For anyone who woke up with gifts under their bed or in their shoes today, Happy Three Kings Day.

Although I don’t celebrate Three Kings Day, it is something many Spaniards, Puerto Ricans, and Latin Americans celebrate. However, many people haven’t even heard of the holiday, so in the name of cultural inclusivity through education, I thought I would shed some light on the subject.

In all honesty, I had to conduct some research to educate myself enough to write this article.

Three Kings Day is also known as Epiphany, Little Christmas, Denha, Theophany, Dia de Los Reyes, and the Baptism of Jesus. To my surprise, Three Kings Day is celebrated on January 6th because it marks the end of the twelve days of Christmas, you know, as in the song. If I could insert the mind-blown emoji here, I would.

Wooden figurines depicting the Three Kings. Crafted around 1900 by a member of the Rivera family in the town of Morovis, Puerto Rico. (Courtesy of the National Museum of American History)

Three Kings Day celebrates the Magi or Wise Men, Gaspar, Balthasar, and Melchior, who visited baby Jesus and presented him with gifts of gold, frankincense, and myrrh. Each gift symbolized Jesus’s identity and importance.
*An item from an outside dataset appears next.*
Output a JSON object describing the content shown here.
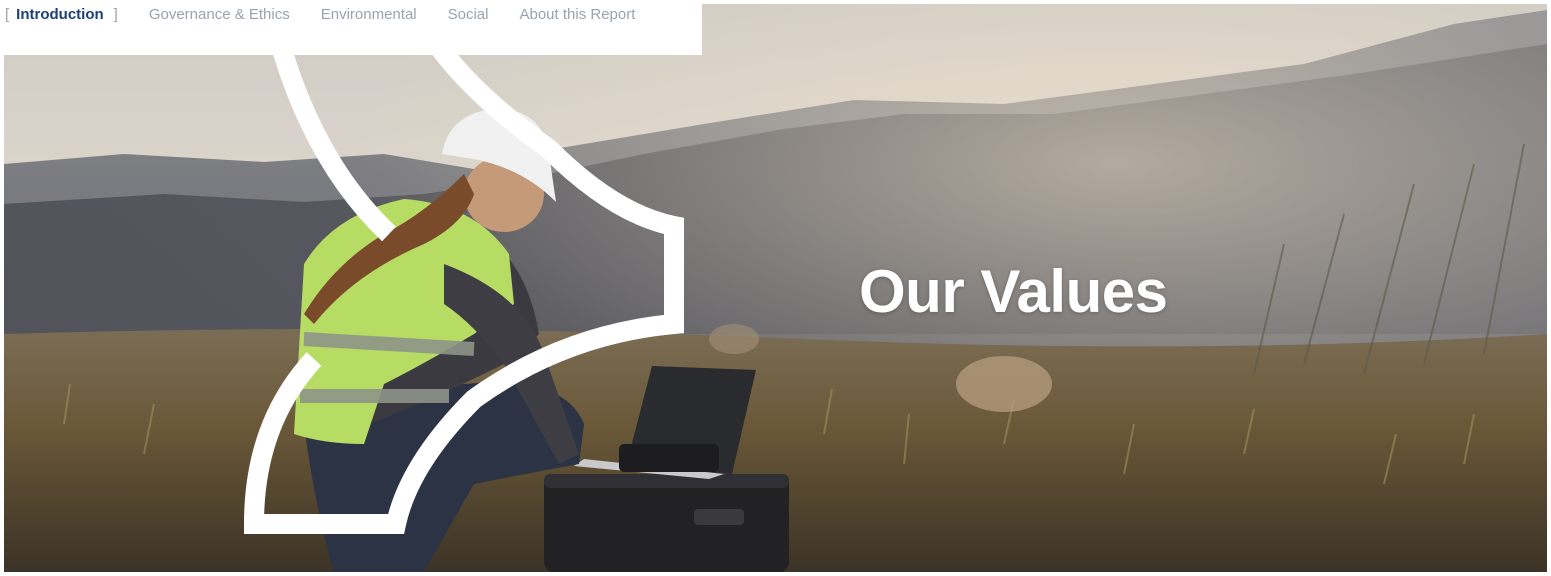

A traditional Latin American way of celebrating the holiday consists of baking an oval or wreath-shaped bread named Rosca de Reyes. The bread usually has a toy doll baked inside to represent baby Jesus. Finding the doll is part of a game, with the reward varying from family to family.

The night before, children fill shoes or shoeboxes with hay and place them under their beds in hopes of waking up to gifts from the kings, similar to Santa Claus. Like the tradition of leaving out milk and cookies for Santa, the hay is there to feed the kings’ camels.
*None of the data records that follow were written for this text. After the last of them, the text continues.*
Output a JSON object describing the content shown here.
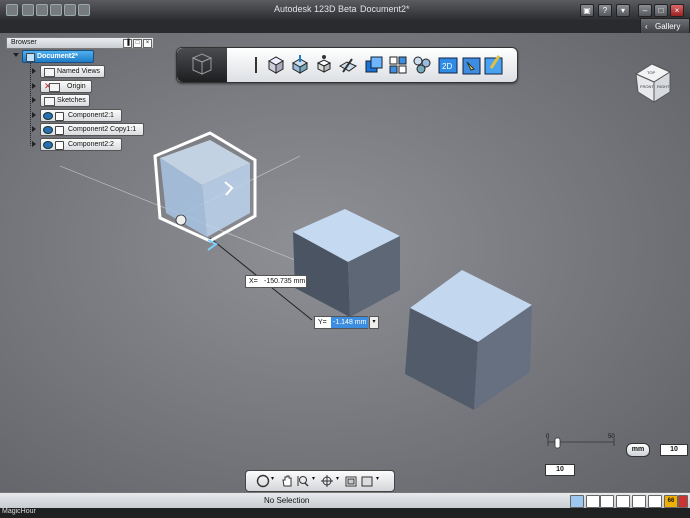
{
  "window": {
    "app_title": "Autodesk 123D Beta",
    "document_title": "Document2*",
    "gallery_label": "Gallery"
  },
  "browser": {
    "header": "Browser",
    "root": "Document2*",
    "items": [
      {
        "label": "Named Views"
      },
      {
        "label": "Origin"
      },
      {
        "label": "Sketches"
      },
      {
        "label": "Component2:1"
      },
      {
        "label": "Component2 Copy1:1"
      },
      {
        "label": "Component2:2"
      }
    ]
  },
  "viewcube": {
    "face_top": "TOP",
    "face_front": "FRONT",
    "face_right": "RIGHT"
  },
  "move_inputs": {
    "x_label": "X=",
    "x_value": "-150.735 mm",
    "y_label": "Y=",
    "y_value": "-1.148 mm"
  },
  "grid_ruler": {
    "tick_0": "0",
    "tick_50": "50",
    "unit": "mm",
    "major_value": "10",
    "minor_value": "10"
  },
  "status": {
    "selection_text": "No Selection",
    "value_badge": "66"
  },
  "taskbar": {
    "label": "MagicHour"
  },
  "colors": {
    "selected_tree_item": "#1e7cc8",
    "cube_face": "#aac6e8",
    "viewport_bg": "#808287"
  }
}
For some getting a visit from the Three Kings is more traditional and important than getting a visit from Santa Claus. For anyone who celebrates Christmas, all decorations stay up at least until the 6th.
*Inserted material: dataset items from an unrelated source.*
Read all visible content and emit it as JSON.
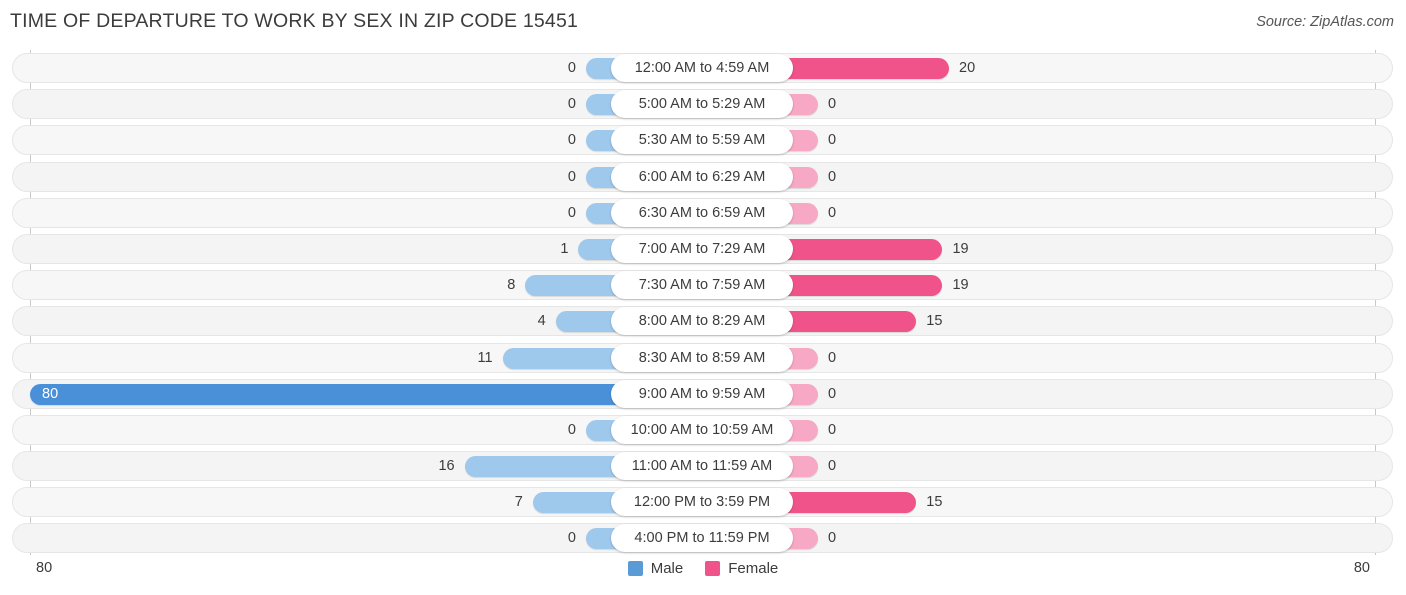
{
  "header": {
    "title": "TIME OF DEPARTURE TO WORK BY SEX IN ZIP CODE 15451",
    "source": "Source: ZipAtlas.com"
  },
  "legend": {
    "male_label": "Male",
    "female_label": "Female",
    "male_color": "#5b9bd5",
    "female_color": "#f0538a"
  },
  "axis": {
    "left_label": "80",
    "right_label": "80"
  },
  "colors": {
    "male_light": "#9ec8ec",
    "male_highlight": "#4a90d9",
    "female_light": "#f7a8c4",
    "female_strong": "#f0538a",
    "track": "#f7f7f7",
    "title": "#3c3c3c"
  },
  "chart_data": {
    "type": "bar",
    "title": "TIME OF DEPARTURE TO WORK BY SEX IN ZIP CODE 15451",
    "subtitle": "Source: ZipAtlas.com",
    "orientation": "horizontal-diverging",
    "xlabel": "",
    "ylabel": "",
    "xlim": [
      80,
      80
    ],
    "grid": false,
    "legend_position": "bottom-center",
    "categories": [
      "12:00 AM to 4:59 AM",
      "5:00 AM to 5:29 AM",
      "5:30 AM to 5:59 AM",
      "6:00 AM to 6:29 AM",
      "6:30 AM to 6:59 AM",
      "7:00 AM to 7:29 AM",
      "7:30 AM to 7:59 AM",
      "8:00 AM to 8:29 AM",
      "8:30 AM to 8:59 AM",
      "9:00 AM to 9:59 AM",
      "10:00 AM to 10:59 AM",
      "11:00 AM to 11:59 AM",
      "12:00 PM to 3:59 PM",
      "4:00 PM to 11:59 PM"
    ],
    "series": [
      {
        "name": "Male",
        "values": [
          0,
          0,
          0,
          0,
          0,
          1,
          8,
          4,
          11,
          80,
          0,
          16,
          7,
          0
        ]
      },
      {
        "name": "Female",
        "values": [
          20,
          0,
          0,
          0,
          0,
          19,
          19,
          15,
          0,
          0,
          0,
          0,
          15,
          0
        ]
      }
    ]
  },
  "rows": [
    {
      "category": "12:00 AM to 4:59 AM",
      "male": "0",
      "female": "20"
    },
    {
      "category": "5:00 AM to 5:29 AM",
      "male": "0",
      "female": "0"
    },
    {
      "category": "5:30 AM to 5:59 AM",
      "male": "0",
      "female": "0"
    },
    {
      "category": "6:00 AM to 6:29 AM",
      "male": "0",
      "female": "0"
    },
    {
      "category": "6:30 AM to 6:59 AM",
      "male": "0",
      "female": "0"
    },
    {
      "category": "7:00 AM to 7:29 AM",
      "male": "1",
      "female": "19"
    },
    {
      "category": "7:30 AM to 7:59 AM",
      "male": "8",
      "female": "19"
    },
    {
      "category": "8:00 AM to 8:29 AM",
      "male": "4",
      "female": "15"
    },
    {
      "category": "8:30 AM to 8:59 AM",
      "male": "11",
      "female": "0"
    },
    {
      "category": "9:00 AM to 9:59 AM",
      "male": "80",
      "female": "0"
    },
    {
      "category": "10:00 AM to 10:59 AM",
      "male": "0",
      "female": "0"
    },
    {
      "category": "11:00 AM to 11:59 AM",
      "male": "16",
      "female": "0"
    },
    {
      "category": "12:00 PM to 3:59 PM",
      "male": "7",
      "female": "15"
    },
    {
      "category": "4:00 PM to 11:59 PM",
      "male": "0",
      "female": "0"
    }
  ]
}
I was not one of those people. Like most, I had never heard of the holiday until I was a teenager when my paternal Abuelito came to visit. As a traditional Puerto Rican man, he missed celebrating Christmas with us and insisted on celebrating Dia de Los Reyes.

His surprise arrival and my siblings and I being utterly ignorant to the holiday didn’t allow for much preparation or even a heads up that we were going to celebrate something. My sister and I shared a small room at the time, so we had bunk beds. The room was overcrowded and messy more often than not, so we would have taken a long time to notice anything out of place under our bed.

Like always, we woke up and instantly thought about finding something to eat. As soon as we entered the kitchen, we were asked all these leading questions about our bed, and our confusion was comical. Eventually, Abuelito and Papi were tired of our ignorance and told us to look under the bed. Still confused, my brother, sister, and I each found money lying in plain sight under our beds. Frankly, that money could’ve been there for days had we not explicitly been told to check.

That story is the extent to which my family celebrates Three Kings Day; Christmas is our main winter holiday. We leave the Christmas décor out until at least the 6th and wish each other Happy Dia de Los Reyes. However, leaving the décor out could be more about a desire to keep the Christmas spirit alive and a bit of laziness. One year, we left the tree up until Valentine’s Day, but I digress.

Learning about other cultures or even more about your own is always enlightening. More importantly, it’s a way to connect with people and create greater understanding amongst diverse individuals. With that said, Happy Three Kings Day to everyone. For those who don’t celebrate, Happy Friday.